Cheek by Jowl directors Declan Donnellan and Nick Ormerod hosted a screening of their new, and indeed first, movie in the Charlotte Street Hotel yesterday afternoon.
Bel Ami is a sumptuous transposition to the screen (by no means the first) of Guy de Maupassant’s fin de siecle Parisian novel starring Robert Pattinson as Georges Duroy, the dissolute French soldier who rises to the top of society and journalism by the simple expedient of sleeping with the wives of his employers.
These three married lovers are played by Uma Thurman, sly, slinky and smouldering as the political editor’s wife, who writes Georges’ articles for him; Kristin Scott Thomas, giving a brilliant performance of vulnerability thawing into hysterical abandon as the editor’s wife, whom he seduces in church and viciously rejects partly in order to marry her daughter; and Christina Ricci, foxy and flirtatious as the deeply attractive Clotilde, whom he loves above all the others, and whose pert little daughter dubs him “bel ami.”
It’s a deeply sour tale of having your cake and eating it, and it’s beautifully played and sumptuously costumed. And you can’t fail to notice in these rocky days for newspaper ethics, that Georges moves sideways from his diary of a cavalryman in the Algerian war to head of gossip on the broadsheet; he draws a line, though, at taking his share of the profits when war-mongering becomes a sort of insider trading.
Donnellan and Ormerod ran a five-week rehearsal period before they even got on the studio floor, and it shows. The music swells, but not all the time; you can hear the actors breathe, the long dresses rustle, the symbolic cockroach scuttle across Georges’ attic before he pummels it to death.
As a debut movie, and made for the comparative pittance of nine million euros, it’s almost indecently good and highly accomplished.
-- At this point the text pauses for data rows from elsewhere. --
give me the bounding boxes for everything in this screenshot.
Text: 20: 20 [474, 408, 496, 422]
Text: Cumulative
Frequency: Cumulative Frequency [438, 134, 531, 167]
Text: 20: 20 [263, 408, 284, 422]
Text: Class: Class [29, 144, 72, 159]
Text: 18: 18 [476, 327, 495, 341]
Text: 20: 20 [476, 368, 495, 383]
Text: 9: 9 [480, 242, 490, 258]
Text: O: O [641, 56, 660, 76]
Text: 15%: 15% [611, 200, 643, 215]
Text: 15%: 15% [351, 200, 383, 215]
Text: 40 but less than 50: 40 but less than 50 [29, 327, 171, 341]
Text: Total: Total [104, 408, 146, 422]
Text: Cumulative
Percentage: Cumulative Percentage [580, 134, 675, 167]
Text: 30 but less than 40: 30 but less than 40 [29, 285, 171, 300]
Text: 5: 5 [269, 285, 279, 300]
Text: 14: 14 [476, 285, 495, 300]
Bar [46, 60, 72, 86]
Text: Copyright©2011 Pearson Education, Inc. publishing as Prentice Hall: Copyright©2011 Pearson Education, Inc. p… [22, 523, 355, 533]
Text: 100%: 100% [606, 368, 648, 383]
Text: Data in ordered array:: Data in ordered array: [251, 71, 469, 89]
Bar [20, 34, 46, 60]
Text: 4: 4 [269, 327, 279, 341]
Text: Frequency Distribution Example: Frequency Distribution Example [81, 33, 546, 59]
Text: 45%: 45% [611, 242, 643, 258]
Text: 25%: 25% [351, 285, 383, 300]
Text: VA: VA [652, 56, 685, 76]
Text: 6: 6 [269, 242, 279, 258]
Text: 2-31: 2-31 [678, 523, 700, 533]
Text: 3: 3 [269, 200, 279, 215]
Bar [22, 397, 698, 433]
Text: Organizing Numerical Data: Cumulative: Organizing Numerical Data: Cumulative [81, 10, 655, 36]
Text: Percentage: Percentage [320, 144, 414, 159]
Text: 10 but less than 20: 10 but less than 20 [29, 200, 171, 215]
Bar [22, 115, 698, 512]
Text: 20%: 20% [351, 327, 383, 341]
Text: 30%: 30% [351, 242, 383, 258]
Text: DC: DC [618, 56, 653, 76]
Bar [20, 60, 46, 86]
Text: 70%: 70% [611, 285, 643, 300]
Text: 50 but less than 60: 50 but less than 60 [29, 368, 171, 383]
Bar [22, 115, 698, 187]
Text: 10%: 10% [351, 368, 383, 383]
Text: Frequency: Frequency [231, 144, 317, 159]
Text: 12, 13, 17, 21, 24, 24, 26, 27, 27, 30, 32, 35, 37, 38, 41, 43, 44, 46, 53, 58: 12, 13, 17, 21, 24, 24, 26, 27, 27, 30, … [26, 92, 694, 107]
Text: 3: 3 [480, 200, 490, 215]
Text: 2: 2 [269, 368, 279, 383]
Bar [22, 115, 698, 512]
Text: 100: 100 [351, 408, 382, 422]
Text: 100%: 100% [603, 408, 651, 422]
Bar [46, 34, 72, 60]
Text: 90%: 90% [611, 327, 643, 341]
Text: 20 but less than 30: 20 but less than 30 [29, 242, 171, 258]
And although Pattinson twitches his nostrils a little too often, he’s spot on as the louche lothario.
The set-piece scenes, too, in low taverns and high society, are a vigorous swirl of colour and choreography, studded with sharp performances all round. Nice to see little nuggety vignettes from Timothy Walker (an early Cheek by Jowl stalwart) as a lawyer and Christopher Fulford as a police officer.
There’s a magnificent deathbed scene when Georges goes to comfort Uma Thurman’s almost-widow as Philip Glenister coughs up his last on the coast at Cannes. And the interiors and location shots (Budapest stands in for Paris) are a continuous delight.
Who’d have thought it: the Jowlies go to the movies? There were Jowly nice tea and cakes in the Charlotte Street Hotel beforehand, too, and the room soon filled with the likes of Celia Imrie, Matthew Macfadyen (much bigger and burlier “off” than I expected), Phoebe Waller-Bridge (en route to Hay Fever at the Noel Coward), Adrian Lester, David Collings and Lydia Wilson (en route to the current Jowly blast of ‘Tis Pity She’s a Whore at the Barbican Silk Street) and – at last I could declare my undying devotion and admiration – Martha Kearney of BBC Radio 4’s The World at One.
Bel Ami goes on release on Friday week, so I imagine the film critics have seeen it, though the Evening Standard‘s David Sexton was riffling the pages of his notebook with serious intent in the depths of the cosy screening theatre.
Oddly, there were two other Standard journos on hand, Nick Curtis and Liz Hoggard, while Kate Bassett kept the theatre critics’ flag flying. I was sitting directly behind television newsreader and Beethoven wallah John Suchet, who has a very full head of hair, unfortunately; a lot thicker than his brother’s, that’s for sure. Gosh, I wonder how David is coming along on tour as bullyboy James Tyrone in Long Day’s Journey Into Night?
Now they’ve made a film, Declan and Nick definitely have a taste for it. But they are adamant about sticking with their company, both in London and Russia. One new experience: they were phoned by the Hugo Boss people asking if they might dress them for the Berlin Film Festival.
When the red carpet pictures went up on the internet, they received some joshing remarks from their Russian actors, including one they refuse to take to heart: “No more big baggy jumpers at rehearsals, please.”